Ce faisant, devenir un être humain sous un capitalisme en crise profonde se fait sous des contraintes de plus en plus fortes qui ne peuvent que peser sur les personnalités de ceux qui les subissent.

La crise anthropologique qui en résulte et qui n’opérait pour l’instant qu’à bas bruit, s’est traduite aujourd’hui au plan politique par l’élection de Trump vu comme le héraut d’un présent sans futur, promettant la jouissance immédiate dans la consommation[12].

La boucle est refermée. Dans un monde en crise profonde aussi bien économique qu’écologique et sociale, les êtres humains ne pouvaient qu’en subir les conséquences dans leurs personnalités, transformation se manifestant aujourd’hui sur un plan politique en mettant à la tête de la plus grande puissance mondiale un individu à l’image de la profondeur de cette crise qui ne pourra qu’en approfondir encore toutes les dimensions.

« Sortir » du capitalisme devient de plus en plus urgent mais l’élection de Trump en accélère une réalisation vers le pire.

[1] Une annonce qui a décidé Laure Murat, professeure à UCLA depuis vingt ans aux USA, à revenir en France, une décision dont elle explique dans Libération que l’élection de Kamala Harris ne l’aurait dissuadé de mettre à exécution, considérant que depuis 2016 « les fondements de la démocratie aux Etats-Unis sont minés » et que « une base hostile à l’État de droit, prête à la servitude volontaire, à l’obéissance anticipée et la victoire par la force, est désormais durablement installée dans le pays ».

[2] Une espérance entretenue par des sondages unanimes à annoncer une élection serrée inédite, ce qui devrait inciter les médias à leur faire de moins en moins confiance, tellement s’accumulent leurs échecs à pronostiquer le bon résultat.

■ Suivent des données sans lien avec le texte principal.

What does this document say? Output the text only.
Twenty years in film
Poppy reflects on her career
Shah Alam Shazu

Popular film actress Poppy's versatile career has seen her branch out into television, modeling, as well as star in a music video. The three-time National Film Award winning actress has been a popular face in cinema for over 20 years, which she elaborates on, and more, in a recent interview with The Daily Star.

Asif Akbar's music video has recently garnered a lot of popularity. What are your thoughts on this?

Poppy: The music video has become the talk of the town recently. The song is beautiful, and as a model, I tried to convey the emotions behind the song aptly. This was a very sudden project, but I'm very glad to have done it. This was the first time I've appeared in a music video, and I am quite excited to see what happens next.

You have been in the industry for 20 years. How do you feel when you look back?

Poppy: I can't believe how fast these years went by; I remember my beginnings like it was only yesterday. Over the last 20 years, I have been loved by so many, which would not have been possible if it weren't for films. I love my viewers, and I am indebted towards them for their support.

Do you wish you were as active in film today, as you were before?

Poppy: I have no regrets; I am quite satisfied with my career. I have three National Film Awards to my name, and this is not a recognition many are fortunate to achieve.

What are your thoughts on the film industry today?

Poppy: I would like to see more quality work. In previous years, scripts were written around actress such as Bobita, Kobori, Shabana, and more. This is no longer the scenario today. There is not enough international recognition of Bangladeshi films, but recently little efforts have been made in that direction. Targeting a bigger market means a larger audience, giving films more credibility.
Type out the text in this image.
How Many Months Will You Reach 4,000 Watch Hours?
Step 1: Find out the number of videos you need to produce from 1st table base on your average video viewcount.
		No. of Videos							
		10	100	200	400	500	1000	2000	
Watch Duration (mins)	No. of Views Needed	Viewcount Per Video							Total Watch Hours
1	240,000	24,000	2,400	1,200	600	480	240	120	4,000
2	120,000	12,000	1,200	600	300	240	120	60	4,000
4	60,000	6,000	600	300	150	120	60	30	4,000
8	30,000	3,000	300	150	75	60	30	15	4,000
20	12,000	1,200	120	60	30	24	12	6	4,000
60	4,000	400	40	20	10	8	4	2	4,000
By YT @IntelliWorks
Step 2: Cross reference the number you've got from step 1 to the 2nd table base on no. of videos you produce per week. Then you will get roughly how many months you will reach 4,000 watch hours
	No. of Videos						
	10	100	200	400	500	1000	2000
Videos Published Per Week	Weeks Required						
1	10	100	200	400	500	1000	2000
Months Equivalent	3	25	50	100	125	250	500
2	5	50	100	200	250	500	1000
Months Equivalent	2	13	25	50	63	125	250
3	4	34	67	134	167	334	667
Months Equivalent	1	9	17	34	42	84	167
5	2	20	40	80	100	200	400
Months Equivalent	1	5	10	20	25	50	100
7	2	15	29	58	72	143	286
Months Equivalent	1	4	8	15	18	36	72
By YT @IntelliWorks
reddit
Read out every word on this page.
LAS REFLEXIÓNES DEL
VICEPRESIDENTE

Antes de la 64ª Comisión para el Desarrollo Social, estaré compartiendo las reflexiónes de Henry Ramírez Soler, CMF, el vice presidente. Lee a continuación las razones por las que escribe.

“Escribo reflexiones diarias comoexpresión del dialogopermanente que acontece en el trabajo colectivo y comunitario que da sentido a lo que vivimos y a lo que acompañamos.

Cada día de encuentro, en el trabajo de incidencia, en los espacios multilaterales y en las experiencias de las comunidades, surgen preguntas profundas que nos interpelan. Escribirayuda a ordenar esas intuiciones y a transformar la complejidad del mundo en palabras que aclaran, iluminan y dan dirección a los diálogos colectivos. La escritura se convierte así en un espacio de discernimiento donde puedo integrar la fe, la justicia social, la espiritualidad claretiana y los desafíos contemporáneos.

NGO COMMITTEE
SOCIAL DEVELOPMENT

[3] La saga qu’il a initié depuis sa dissolution de l’Assemblée nationale aux élections législatives illustre parfaitement cette montée en puissance du RN qui peut aujourd’hui imposer ses orientations sous la menace d’une censure du gouvernement.

[4] La « guerre des races néolibérale » est théorisée dès 1992 par Murray Rothbard qui est également le maître à penser de Javier Milei.

[5] Une « justice sociale » selon ses propres critères méritocratiques qui justifient les inégalités fussent-elles stratosphériques.

[6] Bien sûr, celui-ci voit bien que cette guerre des races doit être reliée à un « ultra-capitalisme dont la finalité est de défaire toutes les formes de régulation du capitalisme et de remplacer toutes les relations sociales non marchandes par des mécanismes marchands », mais ensuite il restreint son analyse dans ce seul cadre en négligeant sa détermination par cet ultra-capitalisme.

[7] Qui s’ajoute aux crises économique, sociale et écologique, mais qui passe largement sous les radars alors qu’elle est sans doute la conséquence la plus inquiétante de la crise globale du capitalisme mondialisé.

[8] C’est Jacques Ségala qui expliquait qu’on a raté sa vie si on n’a pas une Rolex à 50 ans.

[9] Sandrine Aumercier, Franck Grohmann, Quel sujet pour la théorie critique ? éditions Crise & critique, 2024.

[10] Qui deviennent d’ailleurs de plus en plus des problèmes à moyen terme. Pour ne parler que du climat, le budget carbone restant pour respecter la cible des 1,5°C de l’accord de Paris était de 400 Gt, selon le rapport du Giec de 2021, et serait épuisé à la fin 2030 au rythme actuel. L’élection de Trump, climatosceptique convaincu, ne peut que conduire à réduire cette échéance.

[11] Pendant toute sa campagne Trump n’a eu de cesse de promouvoir un programme anti-immigrés, promettant des expulsions massives.

[12] Et on pourrait interpréter ses comportements, jugés aberrants par nombre de médias, comme une preuve de recherche de jouissance immédiate. Par exemple quand il interrompt un meeting pour passer une playlist de ses chansons préférées et qu’il se met à danser pendant 39 minutes.